ART

Apocalypse Please

PEmmanuel Posnic
@12 Jan 2008

Des personnages mi-hommes, mi-démons se débattent dans un capharnaüm de folie, dans un château rococo boursouflé de formes dégoulinantes tantôt très colorées, toujours glauques jusqu’au dégoût. Tout un monde de créatures improbables qui vient frapper aux portes de la réalité.

Une exposition de Fabien Verschaere, c’est un peu comme Champagne, la chanson de Jacques Higelin. Des personnages mi-hommes, mi-démons se débattent dans un capharnaüm de folie, dans un château rococo boursouflé de formes dégoulinantes tantôt très colorées, tantôt très sombres, toujours glauques jusqu’au dégoût. Tout un monde de créatures improbables qui vient frapper aux portes de la réalité.

Apocalypse Please, l’exposition que Verschaere propose chez Michel Rein en est une protubérance de plus. Un avatar même pourrait-on dire si ce n’était que ce créateur boulimique livrait là l’une de ses meilleures productions.

Dans la salle principale, l’artiste a conçu une installation globale dans laquelle nous retrouvons des peintures rouges accrochées sur un mur rouge, une série d’aquarelles et un manège furieusement démoniaques puis pour achever le décor, treize personnages attablés comme une Cène réinventée.

Sur les tableaux, les créatures s’épuisent dans un brouhaha général. Pêle-mêle, on y retrouve des crânes en souffrance, des oiseaux mazoutés, des chiens agressifs, des hommes hurlant, des diablotins, des anges curieux, des fantômes énervés, de discrets tags et même des dollars qui fleurissent.
Dans les dessins ou dans le carrousel du manège, la même urgence à faire se croiser des personnages que tout oppose, du diable sexué à l’ange polymorphe, des chimères mal à l’aise dans leur transformation. La danse macabre qui les anime, les volutes de flammes obscures ou les gouttes de sang qui les accompagnent font poindre la dislocation progressive de cet univers en friche.

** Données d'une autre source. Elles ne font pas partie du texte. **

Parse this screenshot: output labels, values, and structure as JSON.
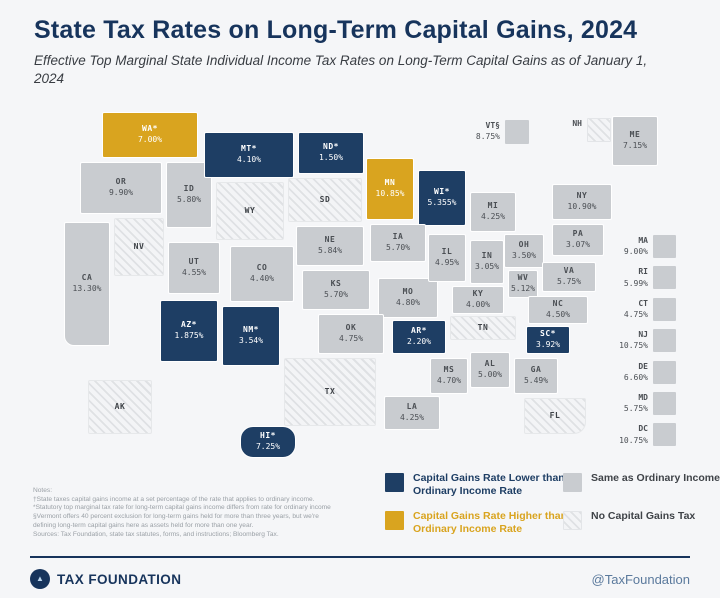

Car le peuple de Verschaere ne verse pas dans le joyeux débordement. Il forme plutôt l’escadron d’une parade lugubre, hallucinatoire qui a plus à voir avec l’enfer qu’avec la gentille débauche créative. Ce qui n’empêche pas l’artiste de s’en moquer, probablement pour mieux conjurer ses propres obsessions. Les trois crucifixions qui accueillent le visiteur à l’entrée pourraient former la somme de ses contradictions: un squelette, un diable, un clown.

La petite salle de la galerie repeinte en bleu électrique accueille le reste du défilé. On entre dans une espèce de chapelle profane où s’épanchent d’autres personnages déchus à l’expression plus que sardonique. Les aquarelles et les sculptures répondent de la même urgence que tout à l’heure: traduire les mondes intérieurs, exporter le nihilisme ambiant de son inspiration dans des franges beaucoup plus exaltantes et exubérantes.

A travers les aquarelles, mais même à travers les sculptures et les séquences animées qu’il propose plus loin, le dessin reste le moteur de ces mondes inventés et extériorisés.
Comme il le précise, «le dessin est le travail qui se rapproche le plus de l’écriture ou de la parole. Il est aussi un moyen de production simple, presque pauvériste. Mais surtout (…), le dessin est très proche de la condition physique de celui qui l’exécute, comme une performance».
Le dessin donc, comme le meilleur moyen pour décrire, ou plus simplement le meilleur moyen d’écrire, ce nouveau chapitre de l’Apocalypse.

Fabien Verschaere
— Last Dinner, 2007. Mixed media. 400 x 140 x 100 cm.
— Golem, 2007. Ceramic, acrylic paint wood base. 100 x 30 x 30cm.
— Devil, 2007. Ceramic acrylic paint wood base. 100 x 30 x 30 cm.
— Crucifixion (Diable,Clown,Mort), 2007. Ceramic, acrylic.
— Serial Clown, 2007. Acrylic on canvas. 130 x 195 cm.
— Apocalypse Please, 2007. Acrylic on canvas. 130 x 195 cm.
— Watercolour On Paper, 2004. 65 x 50 cm.